(Discours prononcé en séance plénière par le rabbin David Rosen, directeur de l’Anti Defamation League, à la 7ème Assemblée mondiale de WCRP le 25 novembre 1999)
Une des discussions les plus connues et les plus fascinantes entre les anciens sages du Judaïsme à l’époque mishnaïque, il y a deux mille ans, se rapporte précisément au thème de cette Assemblée. Il s’agissait de savoir quel est le principe biblique le plus important pour faire face au défi de la vie en commun.
Le Rabbin Akira soutenait que le principe le plus important est celui qui est inscrit dans la Bible au chapitre 19, verset 18, du Lévitique : “Tu aimeras ton prochain comme toi-même.”
Son collègue Ben Azai n’était pas d’accord : “Il y a un principe encore plus grand, déclare-t-il, qui peut mieux faire face au défi de la vie en commun dans notre monde. C’est le principe formulé dans la Genèse d’après lequel chaque personne est créée à l’image de Dieu.
Quelqu’un pourrait comprendre “Aime ton prochain comme toi-même” comme signifiant qu’il faut le traiter comme on est traité par lui ; il dirait : “comme j’ai été maudit et méprisé, que mon prochain soit de même maudit et méprisé.”
C’est pourquoi il est essentiel de souligner que quelle que soit la conduite de l’autre, quelle que soit la souffrance qu’on ait pu éprouver de son fait, on ne doit jamais perdre de vue que tout être humain, sans considération de race, de couleur, de croyance ou de sexe, est d’une valeur divine transcendante inestimable.

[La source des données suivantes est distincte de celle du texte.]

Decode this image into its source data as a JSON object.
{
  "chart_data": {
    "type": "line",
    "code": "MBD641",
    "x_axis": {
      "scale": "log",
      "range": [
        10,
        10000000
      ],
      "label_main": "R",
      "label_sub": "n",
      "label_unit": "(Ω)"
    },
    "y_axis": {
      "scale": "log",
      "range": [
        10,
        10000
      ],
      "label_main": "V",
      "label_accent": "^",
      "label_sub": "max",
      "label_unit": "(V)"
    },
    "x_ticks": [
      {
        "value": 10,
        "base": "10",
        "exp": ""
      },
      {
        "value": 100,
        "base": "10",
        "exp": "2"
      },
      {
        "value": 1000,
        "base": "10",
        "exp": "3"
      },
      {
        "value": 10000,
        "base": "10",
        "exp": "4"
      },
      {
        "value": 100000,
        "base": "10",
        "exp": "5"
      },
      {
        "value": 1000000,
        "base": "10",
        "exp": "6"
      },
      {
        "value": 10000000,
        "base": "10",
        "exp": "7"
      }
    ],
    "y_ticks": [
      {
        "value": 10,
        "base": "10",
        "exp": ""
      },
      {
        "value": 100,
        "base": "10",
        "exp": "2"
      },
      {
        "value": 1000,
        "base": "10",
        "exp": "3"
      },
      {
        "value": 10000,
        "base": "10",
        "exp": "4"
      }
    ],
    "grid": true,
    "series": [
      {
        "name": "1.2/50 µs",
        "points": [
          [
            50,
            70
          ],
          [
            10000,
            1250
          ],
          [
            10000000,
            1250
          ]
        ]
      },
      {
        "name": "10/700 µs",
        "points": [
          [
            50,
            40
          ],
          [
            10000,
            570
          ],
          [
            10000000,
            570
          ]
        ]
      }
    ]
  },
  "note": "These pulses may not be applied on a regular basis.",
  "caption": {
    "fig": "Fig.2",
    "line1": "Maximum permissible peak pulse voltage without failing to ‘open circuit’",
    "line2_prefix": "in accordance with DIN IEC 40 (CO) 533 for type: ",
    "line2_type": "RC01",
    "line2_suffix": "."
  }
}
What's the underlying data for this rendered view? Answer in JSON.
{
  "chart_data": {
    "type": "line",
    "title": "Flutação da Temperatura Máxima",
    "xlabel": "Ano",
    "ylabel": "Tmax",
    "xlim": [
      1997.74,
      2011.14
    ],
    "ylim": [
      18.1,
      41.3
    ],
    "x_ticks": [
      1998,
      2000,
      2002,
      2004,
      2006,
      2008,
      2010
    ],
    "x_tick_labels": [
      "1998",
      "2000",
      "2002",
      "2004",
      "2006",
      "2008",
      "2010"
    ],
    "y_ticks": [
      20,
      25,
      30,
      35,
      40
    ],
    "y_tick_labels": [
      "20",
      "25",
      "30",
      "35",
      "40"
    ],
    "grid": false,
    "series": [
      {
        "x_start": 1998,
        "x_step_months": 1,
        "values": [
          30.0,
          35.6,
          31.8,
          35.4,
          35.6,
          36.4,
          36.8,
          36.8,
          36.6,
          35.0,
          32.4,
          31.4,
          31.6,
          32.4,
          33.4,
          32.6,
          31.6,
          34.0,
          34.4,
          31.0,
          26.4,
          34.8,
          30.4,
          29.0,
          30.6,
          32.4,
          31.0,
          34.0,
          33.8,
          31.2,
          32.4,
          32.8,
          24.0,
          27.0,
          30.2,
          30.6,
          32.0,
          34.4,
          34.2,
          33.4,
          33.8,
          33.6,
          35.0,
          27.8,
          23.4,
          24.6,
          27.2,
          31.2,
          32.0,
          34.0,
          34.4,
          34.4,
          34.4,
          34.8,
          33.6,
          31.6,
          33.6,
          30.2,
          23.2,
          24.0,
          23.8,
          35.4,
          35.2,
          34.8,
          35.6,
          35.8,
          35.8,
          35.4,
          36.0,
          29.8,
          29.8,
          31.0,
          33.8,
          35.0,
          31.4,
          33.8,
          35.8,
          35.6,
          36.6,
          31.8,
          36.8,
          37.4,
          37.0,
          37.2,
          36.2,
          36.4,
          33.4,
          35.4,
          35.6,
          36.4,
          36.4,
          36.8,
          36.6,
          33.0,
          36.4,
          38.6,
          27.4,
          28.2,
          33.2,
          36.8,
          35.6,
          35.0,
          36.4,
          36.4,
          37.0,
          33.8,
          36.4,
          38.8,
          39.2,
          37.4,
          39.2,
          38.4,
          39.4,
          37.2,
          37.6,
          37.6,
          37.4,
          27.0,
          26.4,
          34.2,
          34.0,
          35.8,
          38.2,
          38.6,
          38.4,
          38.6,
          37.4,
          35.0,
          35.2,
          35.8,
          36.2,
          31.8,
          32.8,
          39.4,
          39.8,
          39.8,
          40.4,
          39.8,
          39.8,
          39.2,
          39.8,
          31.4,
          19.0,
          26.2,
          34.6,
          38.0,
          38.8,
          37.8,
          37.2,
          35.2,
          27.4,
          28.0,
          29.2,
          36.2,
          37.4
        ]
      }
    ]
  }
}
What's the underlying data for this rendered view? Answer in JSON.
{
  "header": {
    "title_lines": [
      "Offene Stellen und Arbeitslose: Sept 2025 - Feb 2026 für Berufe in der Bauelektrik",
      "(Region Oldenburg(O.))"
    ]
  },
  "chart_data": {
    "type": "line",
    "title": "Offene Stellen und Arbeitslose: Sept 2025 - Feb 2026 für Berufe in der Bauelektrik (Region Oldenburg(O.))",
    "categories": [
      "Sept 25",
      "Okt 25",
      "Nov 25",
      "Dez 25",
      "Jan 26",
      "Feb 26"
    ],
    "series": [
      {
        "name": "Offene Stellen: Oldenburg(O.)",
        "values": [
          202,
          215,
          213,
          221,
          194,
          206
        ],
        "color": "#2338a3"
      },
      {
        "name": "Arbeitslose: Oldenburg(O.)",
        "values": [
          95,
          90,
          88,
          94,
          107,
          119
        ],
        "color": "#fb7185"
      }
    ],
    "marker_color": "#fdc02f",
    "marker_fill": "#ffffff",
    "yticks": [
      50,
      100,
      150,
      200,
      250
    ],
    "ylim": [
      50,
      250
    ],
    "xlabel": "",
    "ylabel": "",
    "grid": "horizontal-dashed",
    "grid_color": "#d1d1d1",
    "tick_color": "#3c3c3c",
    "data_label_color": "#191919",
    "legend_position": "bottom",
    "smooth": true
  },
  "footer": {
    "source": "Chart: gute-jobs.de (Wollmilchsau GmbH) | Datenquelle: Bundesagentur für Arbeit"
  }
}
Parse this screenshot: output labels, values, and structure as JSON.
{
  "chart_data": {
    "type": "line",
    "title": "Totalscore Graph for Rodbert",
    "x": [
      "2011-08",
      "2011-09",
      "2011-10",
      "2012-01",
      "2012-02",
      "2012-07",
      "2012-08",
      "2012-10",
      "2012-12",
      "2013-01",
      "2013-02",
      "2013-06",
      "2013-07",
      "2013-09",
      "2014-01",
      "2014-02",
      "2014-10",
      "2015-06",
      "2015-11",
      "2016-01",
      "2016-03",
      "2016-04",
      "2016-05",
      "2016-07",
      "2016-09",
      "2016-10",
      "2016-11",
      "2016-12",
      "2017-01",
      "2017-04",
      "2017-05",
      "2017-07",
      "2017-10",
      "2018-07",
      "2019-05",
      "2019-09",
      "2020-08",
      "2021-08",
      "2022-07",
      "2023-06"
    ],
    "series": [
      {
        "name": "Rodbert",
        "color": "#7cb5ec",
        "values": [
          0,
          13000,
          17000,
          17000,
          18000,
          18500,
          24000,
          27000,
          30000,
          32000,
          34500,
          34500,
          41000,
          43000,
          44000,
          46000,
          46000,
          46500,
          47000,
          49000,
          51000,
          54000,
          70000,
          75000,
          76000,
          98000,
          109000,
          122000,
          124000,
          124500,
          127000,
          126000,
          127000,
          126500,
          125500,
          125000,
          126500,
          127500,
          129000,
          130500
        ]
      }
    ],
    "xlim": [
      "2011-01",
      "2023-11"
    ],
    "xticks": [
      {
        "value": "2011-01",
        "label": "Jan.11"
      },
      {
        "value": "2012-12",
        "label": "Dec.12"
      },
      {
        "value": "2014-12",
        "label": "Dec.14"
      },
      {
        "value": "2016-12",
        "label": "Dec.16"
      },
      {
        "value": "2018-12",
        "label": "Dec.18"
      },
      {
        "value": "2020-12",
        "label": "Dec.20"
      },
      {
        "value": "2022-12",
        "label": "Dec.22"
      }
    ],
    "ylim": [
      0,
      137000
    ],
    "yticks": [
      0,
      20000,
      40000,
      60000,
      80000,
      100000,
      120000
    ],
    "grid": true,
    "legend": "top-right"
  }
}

En conséquence, nous devons nous conduire avec respect pour la vie et la dignité de chaque personne, qu’elle se conduise ou non correctement, et sans égard à l’amertume de notre propre expérience.
En conclusion de ce texte rabbinique, le Rabbin Tanhuma ajoutait que si tu bases ta conduite morale sur ton expérience subjective, si tu dis : “puisque j’ai été méprisé, que m’importe qu’un autre soit méprisé,” sache qui est celui que tu méprises, car l’être humain est créé à l’image de Dieu, de sorte que dédaigner une autre personne, c’est dédaigner Dieu lui-même.
Ben Azai met le doigt sur ce qui peut nous dissuader d’adopter un plan de vie en commun. C’est la souffrance causée par des expériences négatives du passé et la crainte qu’elle suscite d’un rejet par l’autre. (…)
Le défi de la vie en commun est précisément la capacité de surmonter notre sentiment de souffrance et d’aliénation, de sorte que l’autre nous apparaisse comme un enfant de Dieu, un frère ou une sœur, indépendamment des différences que nous constatons entre nous et qui font la beauté de la diversité humaine.
Le fait est, cependant, que l’immense majorité des membres de nos communautés religieuses sont enfermés dans le sentiment historique et même contemporain (…) qu’ils sont victimes de quelqu’un, qu’ils ne sont pas réellement acceptés et respectés par l’autre.
Le défi à relever par les leaders religieux, à la veille du nouveau millénaire, n’est pas de nier l’existence de ces sentiments d’offense et de souffrance, mais de montrer qu’on peut les transcender ; c’est d’offrir un exemple de réconciliation et de coopération conforme aux valeurs les plus sublimes auxquelles adhèrent nos différentes traditions.
(…)
Se conduire de façon globalement attentive et responsable ne résulte pas seulement de la reconnaissance du Divin dans le monde, de la valeur transcendante de la vie et de la dignité d’autrui ; c’est aussi l’expression même du Divin en nous. C’est le sens du Divin en nous et en les autres qui peut nous rendre capables de surmonter la souffrance et l’aliénation par quoi nous sommes isolés.
La WCRP, comme organisation, et cette Assemblée historique nous fournissent à cet égard une inspiration merveilleuse pour élaborer à l’échelle du monde entier un programme pratique de responsabilité partagée qui nous aidera à réaliser ce que la tradition mystique juive appelle “réparer le monde” et à faire advenir ce que certaines de nos traditions désignent comme “le Royaume des Cieux sur la Terre”.